Kunstzeitung //
Ob ich die Bücher von Sloterdijk gelesen hätte. „Mh, ja, geht so“, antwortete ich. „Ein phantastischer Autor!“, schwärmte der Künstler. „Ja, ja, schon.“ Ich promovierte an der Hochschule, an der Peter Sloterdijk zu dieser Zeit Rektor war. Auf meiner Promotionsurkunde steht seine Unterschrift. Der Künstler, der Sloterdijk las, war ein 60jähriger Konzeptkünstler, der mich in sein Atelier einlud, um einen Text für ihn zu schreiben. Bei diesem Treffen lief vieles schief, obwohl alles doch eigentlich nett und der Kuchen gut war.
Wenn Künstler und Autoren sich kennen lernen, ist der Anfang oft angespannt. Zuerst tastet man sich verbal vor, redet über das Stadtviertel, den Atelierhund und stellt Kaffee oder Wein bereit. Hat man über den Hund geredet, geht es zur Kunst. Meistens stellt der Autor ein paar allgemeine Fragen. Der Künstler antwortet allgemein. Der Hund bellt. Soll es weitergehen, muss jemand das Risiko eingehen etwas Falsches zu sagen. Und zwar durch eine konkrete Aussage oder eine konkrete Assoziation, die zeigt in welcher Welt derjenige steht, was er sucht und was er will. Die Karten werden offengelegt, je früher, desto besser. Es geht um die Frage, was die jeweilige Kunst auslöst und ob man sich daraufhin intellektuell und emotional Näher kommt. Bei einem Besuch kochte die Künstlerin wirklich furchtbar. Einer holte seinen hofeigenen Schäfer dazu. Der andere zauberte und zeigte Schattenspiele. Plötzlich brannte es in seiner Hand und Gegenstände wechselten ihren Ort. Klare Masche, aber leider gut. Alle drei Besuche führten zu einer tieferen Ebene des Verstehens.

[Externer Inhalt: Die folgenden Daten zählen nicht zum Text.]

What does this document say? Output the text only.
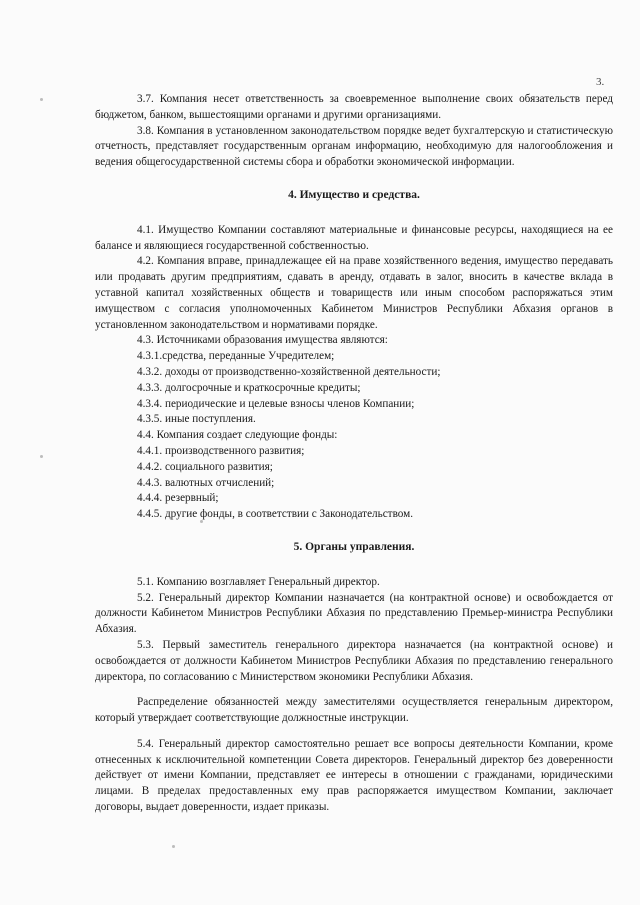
3.

3.7. Компания несет ответственность за своевременное выполнение своих обязательств перед бюджетом, банком, вышестоящими органами и другими организациями.

3.8. Компания в установленном законодательством порядке ведет бухгалтерскую и статистическую отчетность, представляет государственным органам информацию, необходимую для налогообложения и ведения общегосударственной системы сбора и обработки экономической информации.

4. Имущество и средства.

4.1. Имущество Компании составляют материальные и финансовые ресурсы, находящиеся на ее балансе и являющиеся государственной собственностью.

4.2. Компания вправе, принадлежащее ей на праве хозяйственного ведения, имущество передавать или продавать другим предприятиям, сдавать в аренду, отдавать в залог, вносить в качестве вклада в уставной капитал хозяйственных обществ и товариществ или иным способом распоряжаться этим имуществом с согласия уполномоченных Кабинетом Министров Республики Абхазия органов в установленном законодательством и нормативами порядке.

4.3. Источниками образования имущества являются:

4.3.1.средства, переданные Учредителем;

4.3.2. доходы от производственно-хозяйственной деятельности;

4.3.3. долгосрочные и краткосрочные кредиты;

4.3.4. периодические и целевые взносы членов Компании;

4.3.5. иные поступления.

4.4. Компания создает следующие фонды:

4.4.1. производственного развития;

4.4.2. социального развития;

4.4.3. валютных отчислений;

4.4.4. резервный;

4.4.5. другие фонды, в соответствии с Законодательством.

5. Органы управления.

5.1. Компанию возглавляет Генеральный директор.

5.2. Генеральный директор Компании назначается (на контрактной основе) и освобождается от должности Кабинетом Министров Республики Абхазия по представлению Премьер-министра Республики Абхазия.

5.3. Первый заместитель генерального директора назначается (на контрактной основе) и освобождается от должности Кабинетом Министров Республики Абхазия по представлению генерального директора, по согласованию с Министерством экономики Республики Абхазия.

Распределение обязанностей между заместителями осуществляется генеральным директором, который утверждает соответствующие должностные инструкции.

5.4. Генеральный директор самостоятельно решает все вопросы деятельности Компании, кроме отнесенных к исключительной компетенции Совета директоров. Генеральный директор без доверенности действует от имени Компании, представляет ее интересы в отношении с гражданами, юридическими лицами. В пределах предоставленных ему прав распоряжается имуществом Компании, заключает договоры, выдает доверенности, издает приказы.
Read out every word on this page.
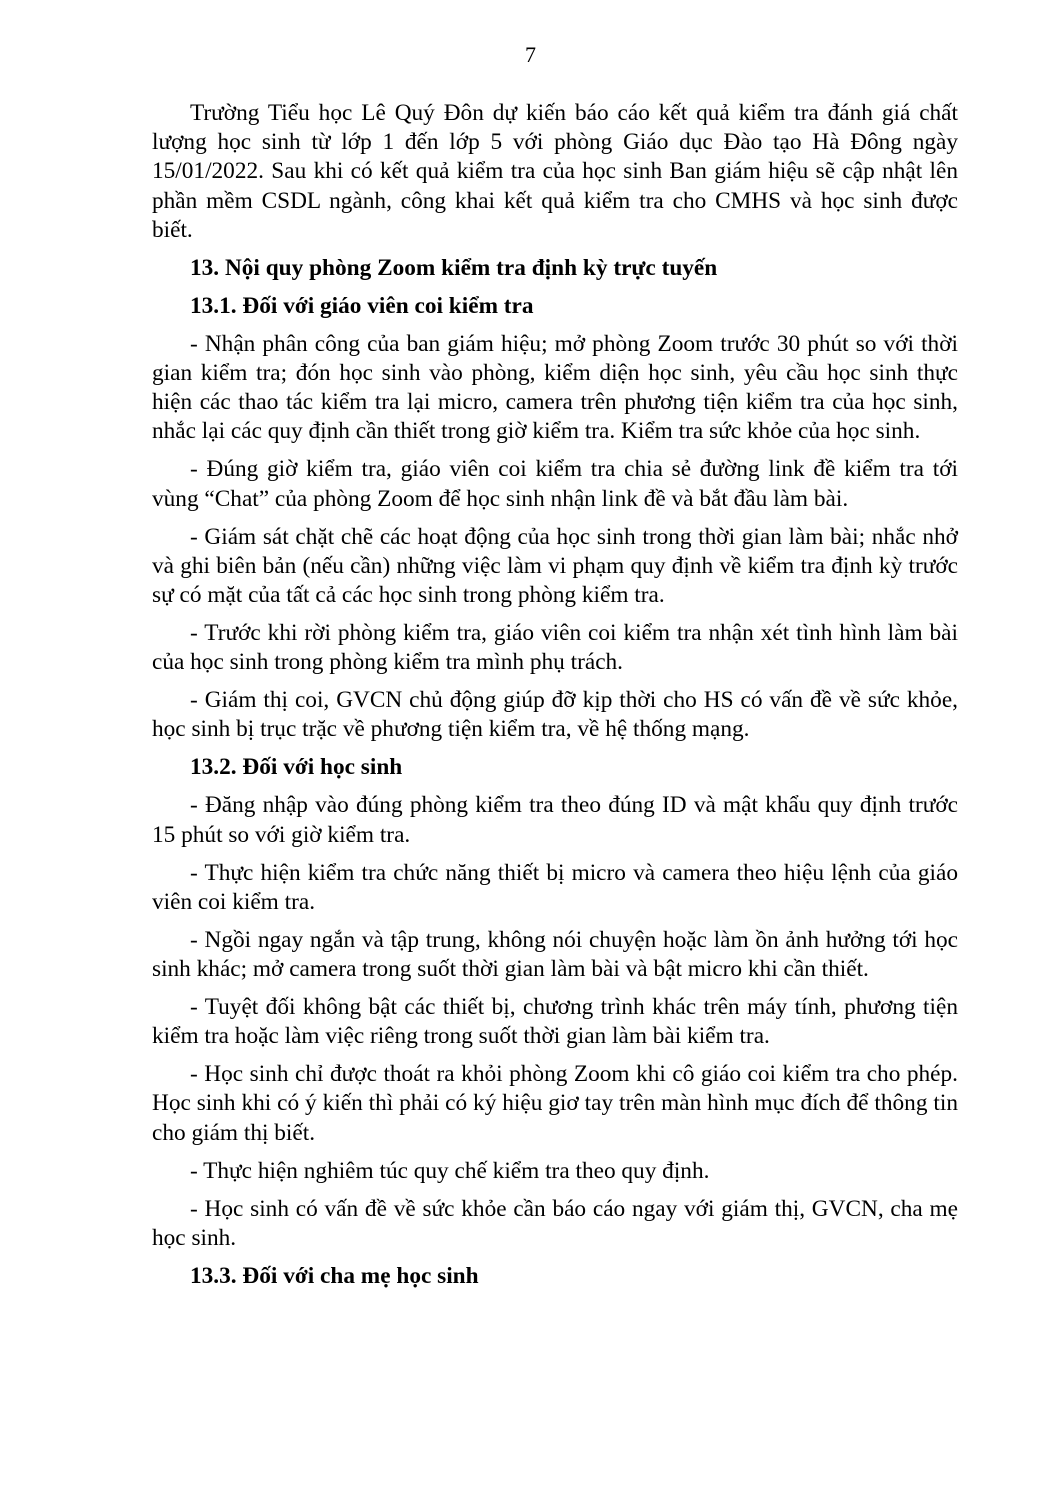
7

Trường Tiểu học Lê Quý Đôn dự kiến báo cáo kết quả kiểm tra đánh giá chất lượng học sinh từ lớp 1 đến lớp 5 với phòng Giáo dục Đào tạo Hà Đông ngày 15/01/2022. Sau khi có kết quả kiểm tra của học sinh Ban giám hiệu sẽ cập nhật lên phần mềm CSDL ngành, công khai kết quả kiểm tra cho CMHS và học sinh được biết.

13. Nội quy phòng Zoom kiểm tra định kỳ trực tuyến

13.1. Đối với giáo viên coi kiểm tra

- Nhận phân công của ban giám hiệu; mở phòng Zoom trước 30 phút so với thời gian kiểm tra; đón học sinh vào phòng, kiểm diện học sinh, yêu cầu học sinh thực hiện các thao tác kiểm tra lại micro, camera trên phương tiện kiểm tra của học sinh, nhắc lại các quy định cần thiết trong giờ kiểm tra. Kiểm tra sức khỏe của học sinh.

- Đúng giờ kiểm tra, giáo viên coi kiểm tra chia sẻ đường link đề kiểm tra tới vùng “Chat” của phòng Zoom để học sinh nhận link đề và bắt đầu làm bài.

- Giám sát chặt chẽ các hoạt động của học sinh trong thời gian làm bài; nhắc nhở và ghi biên bản (nếu cần) những việc làm vi phạm quy định về kiểm tra định kỳ trước sự có mặt của tất cả các học sinh trong phòng kiểm tra.

- Trước khi rời phòng kiểm tra, giáo viên coi kiểm tra nhận xét tình hình làm bài của học sinh trong phòng kiểm tra mình phụ trách.

- Giám thị coi, GVCN chủ động giúp đỡ kịp thời cho HS có vấn đề về sức khỏe, học sinh bị trục trặc về phương tiện kiểm tra, về hệ thống mạng.

13.2. Đối với học sinh

- Đăng nhập vào đúng phòng kiểm tra theo đúng ID và mật khẩu quy định trước 15 phút so với giờ kiểm tra.

- Thực hiện kiểm tra chức năng thiết bị micro và camera theo hiệu lệnh của giáo viên coi kiểm tra.

- Ngồi ngay ngắn và tập trung, không nói chuyện hoặc làm ồn ảnh hưởng tới học sinh khác; mở camera trong suốt thời gian làm bài và bật micro khi cần thiết.

- Tuyệt đối không bật các thiết bị, chương trình khác trên máy tính, phương tiện kiểm tra hoặc làm việc riêng trong suốt thời gian làm bài kiểm tra.

- Học sinh chỉ được thoát ra khỏi phòng Zoom khi cô giáo coi kiểm tra cho phép. Học sinh khi có ý kiến thì phải có ký hiệu giơ tay trên màn hình mục đích để thông tin cho giám thị biết.

- Thực hiện nghiêm túc quy chế kiểm tra theo quy định.

- Học sinh có vấn đề về sức khỏe cần báo cáo ngay với giám thị, GVCN, cha mẹ học sinh.

13.3. Đối với cha mẹ học sinh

Drei Stunden unterhielt ich mich mit dem Konzeptkünstler. Es ging höflich zu. Doch zu viel Höflichkeit, schafft Distanz. Eine Künstlerin berichtete mir, dass sie sich mit einer Autorin direkt zu Anfang gestritten hatte. Danach entstand das beste Interview, was sie jemals gab. Kein Wunder. Durch den Streit wurde die Beziehung persönlich, man war sich nah. Ein überstandener Streit schafft eben auch Vertrauen. Für die Zusammenarbeit zwischen Künstler und Autor ist es unverzichtbar persönlich zu werden. Ehrlichkeit auf beiden Seiten, auch wenn es schwierig wird. Die Zeit der Zusammenarbeit ist intensiv, man ist (fast) rund um die Uhr für Ideen, Gedanken und Sorgen des anderen erreichbar. Für Höflichkeiten ist die Sache zu wichtig. Auseinandersetzungen können fruchtbar sein, solange man sich auf Augenhöhe begegnet, die Welt des anderen versteht und von ihr angezogen wird. Besser ein produktiver Streit als falsche Vorsicht, die in Enttäuschung endet.
Der Konzeptkünstler fragte mich an, weil er hörte, wo ich promoviert hatte. Er kannte keinen einzigen Text von mir. Ich stimmte einem Atelierbesuch zu, weil ich dachte, dass einige Werke für mich spannend wären. Tatsächlich wusste keiner, wofür der andere stand. Ich sah in keinem seiner Werke das, was er mir dazu erklärte. Und er erklärte viel. Er sah in keinem meiner Gedanken das, was er ausdrücken wollte. Man redete drei Stunden und hatte sich doch nichts zu sagen. Ich machte einen Witz. Er lachte nicht. Leider hatte er keinen Hund. Die Zusammenarbeit kam nicht zustande. Eigentlich hätte er gerne ein Buch mit Sloterdijk gemacht. Ich bin nicht Sloterdijk. Außerdem sehe ich ziemlich jung aus, wie er schon bei der Begrüßung enttäuscht feststellte.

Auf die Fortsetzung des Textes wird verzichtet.